Tuesday, 17 September 2019

Ceisteanna (284)

Mary Lou McDonald

Ceist:

284. Deputy Mary Lou McDonald asked the Minister for Justice and Equality when the cybercrime Bill will be published to give effect to those provisions of the Budapest Convention on Cybercrime 2001 of the Council of Europe not already provided for in national law in order to enable ratification of the convention. [37279/19]

Amharc ar fhreagra

Freagraí scríofa (Ceist ar Justice)

I outlined the position in relation to ratification of the Council of Europe Convention on Cybercrime in January last. At that time, I updated the House on the significant progress made in the ratification process within the term of this Government, particularly through the introduction of legislation to give effect to the key criminal law provisions of the Convention.

In relation to the Cybercrime Convention, otherwise known as the Budapest Convention, the majority of the provisions of the Convention are already provided for in Irish law.
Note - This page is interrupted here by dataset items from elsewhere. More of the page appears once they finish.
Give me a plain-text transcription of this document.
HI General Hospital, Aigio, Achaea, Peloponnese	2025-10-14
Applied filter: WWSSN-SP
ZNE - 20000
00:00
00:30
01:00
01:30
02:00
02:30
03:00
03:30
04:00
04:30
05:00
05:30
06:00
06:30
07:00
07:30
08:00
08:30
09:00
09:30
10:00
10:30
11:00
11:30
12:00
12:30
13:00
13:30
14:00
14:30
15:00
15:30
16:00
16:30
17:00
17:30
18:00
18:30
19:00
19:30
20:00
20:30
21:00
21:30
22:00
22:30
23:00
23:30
The Cybercrime Convention is very broad in scope and provisions of the Convention are provided for in criminal justice, interception, sexual offences, extradition, mutual legal assistance and copyright legislation.

The most significant step towards ratification of the Budapest Convention was the enactment in 2017 of the first Bill in this jurisdiction specifically targeted at cybercrime. The Criminal Justice (Offences Relating to Information Systems) Act 2017 gave effect to an EU Directive on attacks against information systems, the main provisions of which reflect the key provisions of the Convention.
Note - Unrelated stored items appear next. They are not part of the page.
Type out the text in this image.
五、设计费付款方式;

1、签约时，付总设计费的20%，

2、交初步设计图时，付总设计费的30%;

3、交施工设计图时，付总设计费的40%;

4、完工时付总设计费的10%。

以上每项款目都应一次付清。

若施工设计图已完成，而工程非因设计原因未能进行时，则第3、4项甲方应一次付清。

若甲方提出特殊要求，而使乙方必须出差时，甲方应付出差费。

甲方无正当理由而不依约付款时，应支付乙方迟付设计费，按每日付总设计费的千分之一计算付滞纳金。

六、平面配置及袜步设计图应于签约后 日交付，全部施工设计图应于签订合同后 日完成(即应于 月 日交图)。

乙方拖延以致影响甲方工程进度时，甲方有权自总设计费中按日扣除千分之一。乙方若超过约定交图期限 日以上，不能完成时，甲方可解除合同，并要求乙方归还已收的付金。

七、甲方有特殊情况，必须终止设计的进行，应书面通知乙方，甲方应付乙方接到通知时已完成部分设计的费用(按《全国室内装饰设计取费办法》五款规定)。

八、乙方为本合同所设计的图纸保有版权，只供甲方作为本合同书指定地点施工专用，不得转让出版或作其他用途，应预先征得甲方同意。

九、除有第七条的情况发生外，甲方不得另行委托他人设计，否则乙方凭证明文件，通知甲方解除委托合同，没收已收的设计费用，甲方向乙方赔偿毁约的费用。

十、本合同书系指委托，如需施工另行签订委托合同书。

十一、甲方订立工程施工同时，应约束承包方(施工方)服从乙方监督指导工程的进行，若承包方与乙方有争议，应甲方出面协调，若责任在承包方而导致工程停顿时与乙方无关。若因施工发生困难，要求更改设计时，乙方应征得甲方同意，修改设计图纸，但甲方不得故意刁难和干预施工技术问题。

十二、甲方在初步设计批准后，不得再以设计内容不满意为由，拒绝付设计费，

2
This recent legislation therefore also gives effect to provisions in the Convention relating to offences against information systems and their data and search and seizure powers in respect of such data. An Garda Síochána, the organisation with primary responsibility for dealing with cybercrime, has strongly welcomed this landmark legislation as a comprehensive weapon to tackle criminality including computer systems and interference with such systems or their data.
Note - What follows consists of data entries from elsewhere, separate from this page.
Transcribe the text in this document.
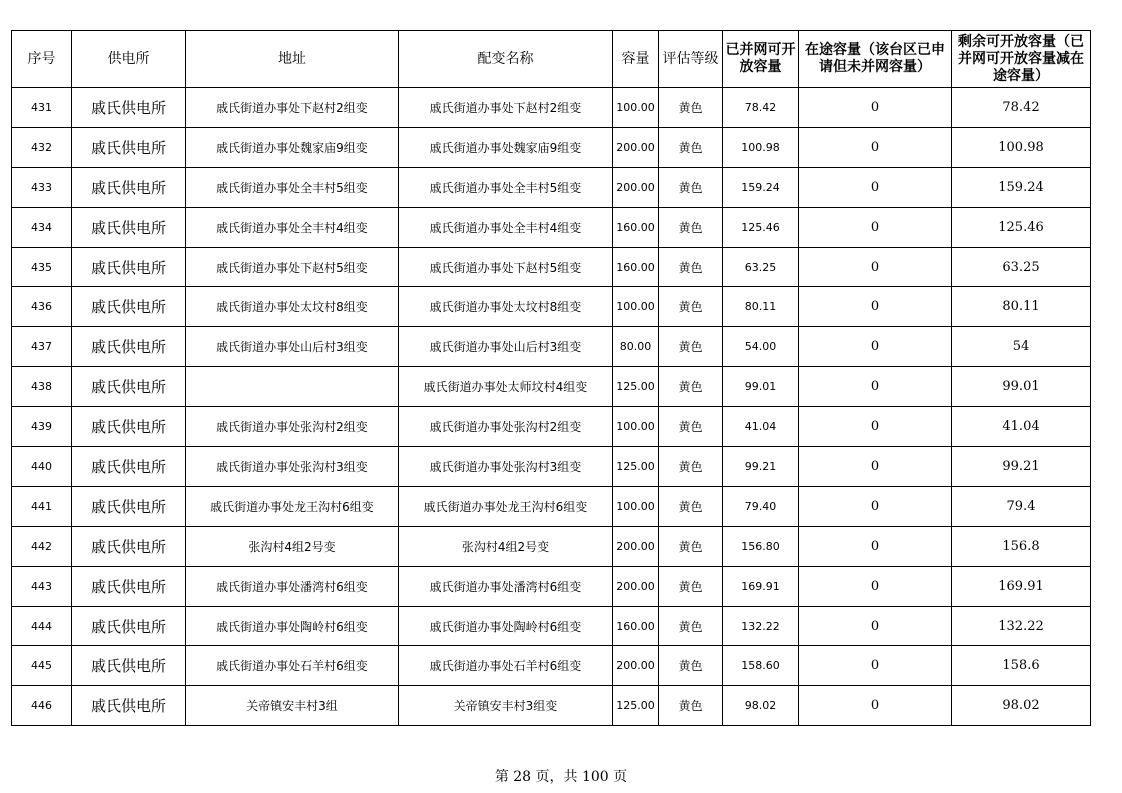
序号	供电所	地址	配变名称	容量	评估等级	已并网可开放容量	在途容量（该台区已申请但未并网容量）	剩余可开放容量（已并网可开放容量减在途容量）
431	戚氏供电所	戚氏街道办事处下赵村2组变	戚氏街道办事处下赵村2组变	100.00	黄色	78.42	0	78.42
432	戚氏供电所	戚氏街道办事处魏家庙9组变	戚氏街道办事处魏家庙9组变	200.00	黄色	100.98	0	100.98
433	戚氏供电所	戚氏街道办事处全丰村5组变	戚氏街道办事处全丰村5组变	200.00	黄色	159.24	0	159.24
434	戚氏供电所	戚氏街道办事处全丰村4组变	戚氏街道办事处全丰村4组变	160.00	黄色	125.46	0	125.46
435	戚氏供电所	戚氏街道办事处下赵村5组变	戚氏街道办事处下赵村5组变	160.00	黄色	63.25	0	63.25
436	戚氏供电所	戚氏街道办事处太坟村8组变	戚氏街道办事处太坟村8组变	100.00	黄色	80.11	0	80.11
437	戚氏供电所	戚氏街道办事处山后村3组变	戚氏街道办事处山后村3组变	80.00	黄色	54.00	0	54
438	戚氏供电所		戚氏街道办事处太师坟村4组变	125.00	黄色	99.01	0	99.01
439	戚氏供电所	戚氏街道办事处张沟村2组变	戚氏街道办事处张沟村2组变	100.00	黄色	41.04	0	41.04
440	戚氏供电所	戚氏街道办事处张沟村3组变	戚氏街道办事处张沟村3组变	125.00	黄色	99.21	0	99.21
441	戚氏供电所	戚氏街道办事处龙王沟村6组变	戚氏街道办事处龙王沟村6组变	100.00	黄色	79.40	0	79.4
442	戚氏供电所	张沟村4组2号变	张沟村4组2号变	200.00	黄色	156.80	0	156.8
443	戚氏供电所	戚氏街道办事处潘湾村6组变	戚氏街道办事处潘湾村6组变	200.00	黄色	169.91	0	169.91
444	戚氏供电所	戚氏街道办事处陶岭村6组变	戚氏街道办事处陶岭村6组变	160.00	黄色	132.22	0	132.22
445	戚氏供电所	戚氏街道办事处石羊村6组变	戚氏街道办事处石羊村6组变	200.00	黄色	158.60	0	158.6
446	戚氏供电所	关帝镇安丰村3组	关帝镇安丰村3组变	125.00	黄色	98.02	0	98.02
第 28 页，共 100 页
Officials from my Department attended a meeting of the Cybercrime Convention Committee in Strasbourg earlier this year and discussed with the Council of Europe Ireland's positive progress on ratification.

The current Government Legislation Programme makes provision for the drafting of a new Cybercrime Bill to give effect to those remaining elements of the Convention not already covered in national law. This is to ensure that Ireland can ratify the Budapest Convention and is evidence of the Government's clear commitment in that regard. My intention is that this legislation will be in place to facilitate formal ratification of the Convention as soon as it is possible.